Written to provide information and explain topics, expository text is the antithesis of narrative works, which are stories created to entertain readers. A well-balanced diet of literature and informational works is recommended as the optimal way to produce readers who can engage with a variety of books. However, it is expository or nonfiction reading in the form of books, news sources, journals and text books, that is most needed to prepare students for college and career.
Because college study is made up largely of independent expository reading assignments, K-12 classroom reading which is heavy on narrative, provides less experience for learners on how to grapple with difficult vocabulary and complexity. The ASCD, formerly known as the Association for Supervision and Curriculum Development, advises educators to encourage students to re-read expository text and help them recognize and understand page organization such as side bars, charts, bullet points and headings. Educators should eventually provide less teacher-supported scaffolding to encourage greater independent reading for deep meaning.
"Reading Between the Lines: What the ACT Reveals About College Readiness in Reading" reports that ACT-tested students who could read complex texts were more likely to be ready for college than students who could not effectively read complex texts. Because college students are expected to read large amounts of text independently and use the knowledge in class discussions, research and tests, the ability to extract meaning from complex nonfiction text is an assumption college professors make about the young people in their classes. The 2005 ACT study also found that student readiness for college-level reading had steadily declined, showing only 51 percent of high school graduates meeting ACT's benchmark for reading.
Higher Level Vocabulary
TextProject concludes that 90 percent of words in everyday reading are forms of 4,000 known vocabulary families, such as the words work, working and workable. Rare vocabulary words, estimated to number about 300,000, are specialized terms, often multi-syllabic, unknown to the reader because of infrequent encounters in normal reading situations.
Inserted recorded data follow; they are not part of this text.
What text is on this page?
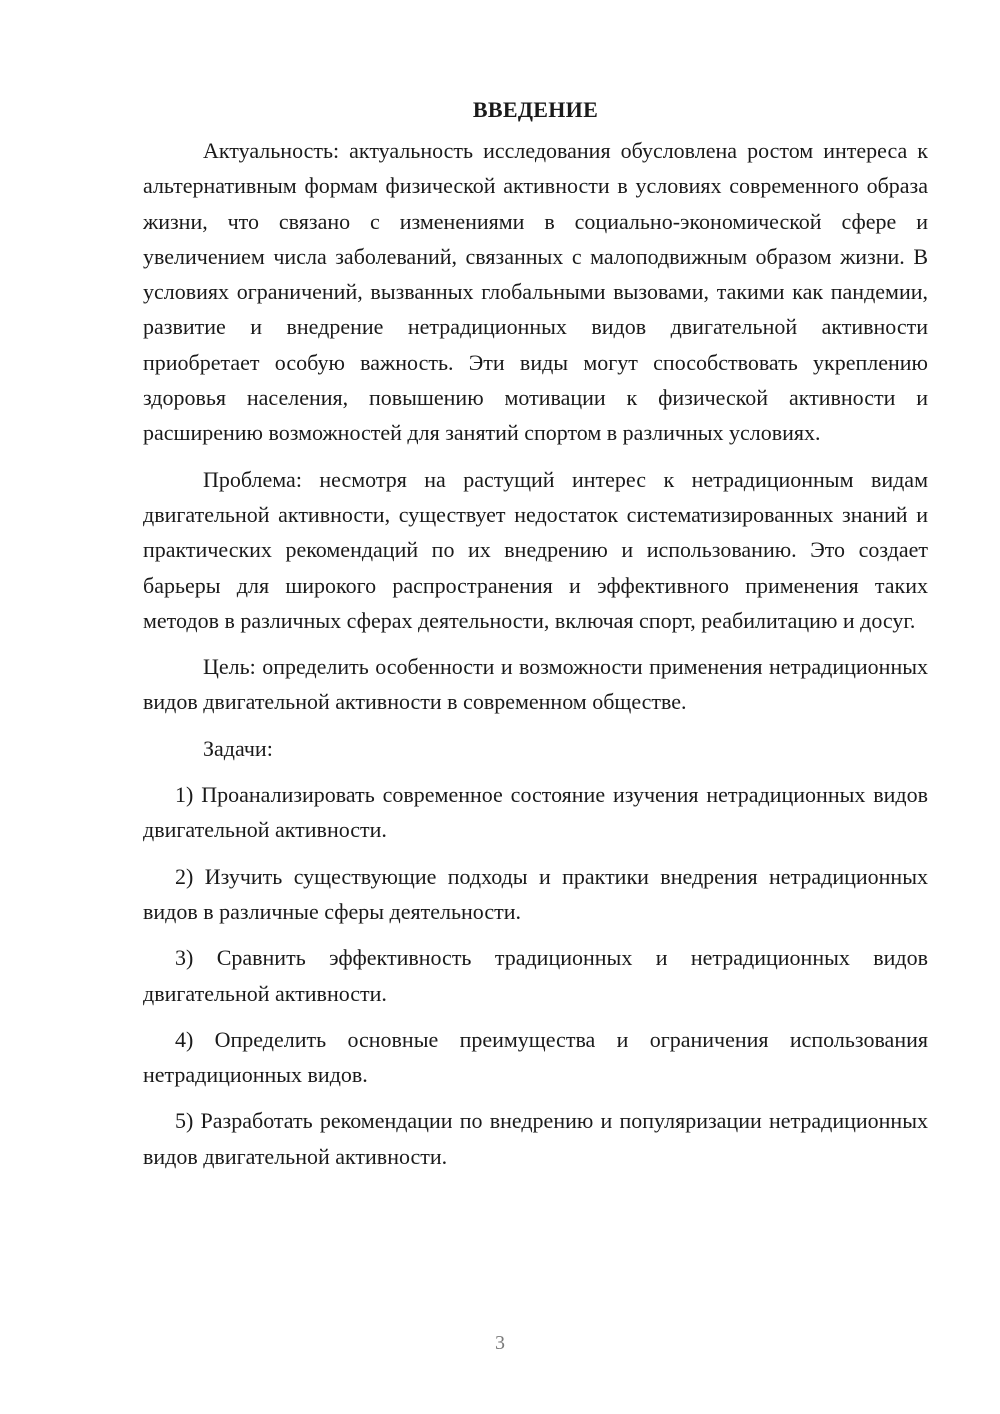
ВВЕДЕНИЕ

Актуальность: актуальность исследования обусловлена ростом интереса к альтернативным формам физической активности в условиях современного образа жизни, что связано с изменениями в социально-экономической сфере и увеличением числа заболеваний, связанных с малоподвижным образом жизни. В условиях ограничений, вызванных глобальными вызовами, такими как пандемии, развитие и внедрение нетрадиционных видов двигательной активности приобретает особую важность. Эти виды могут способствовать укреплению здоровья населения, повышению мотивации к физической активности и расширению возможностей для занятий спортом в различных условиях.

Проблема: несмотря на растущий интерес к нетрадиционным видам двигательной активности, существует недостаток систематизированных знаний и практических рекомендаций по их внедрению и использованию. Это создает барьеры для широкого распространения и эффективного применения таких методов в различных сферах деятельности, включая спорт, реабилитацию и досуг.

Цель: определить особенности и возможности применения нетрадиционных видов двигательной активности в современном обществе.

Задачи:

1) Проанализировать современное состояние изучения нетрадиционных видов двигательной активности.

2) Изучить существующие подходы и практики внедрения нетрадиционных видов в различные сферы деятельности.

3) Сравнить эффективность традиционных и нетрадиционных видов двигательной активности.

4) Определить основные преимущества и ограничения использования нетрадиционных видов.

5) Разработать рекомендации по внедрению и популяризации нетрадиционных видов двигательной активности.

3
Expository text adds to the different forms of reading teachers need to assign regularly to provide students with experience reading technical and specialized terms that may occur only occasionally.
Close reading is a strategy to find the layers of meaning that lead to deeper understanding. Common Core standards recommend using short, informational passages to practice this method of intense, focused reading. Articles, biographies and historic primary sources are some forms of brief, yet complex selections with which to practice close reading strategies. Having the skill to read cognitively through expository text written to inform with reasoning and evidence is a critical feature of developing a nation of knowledgeable readers.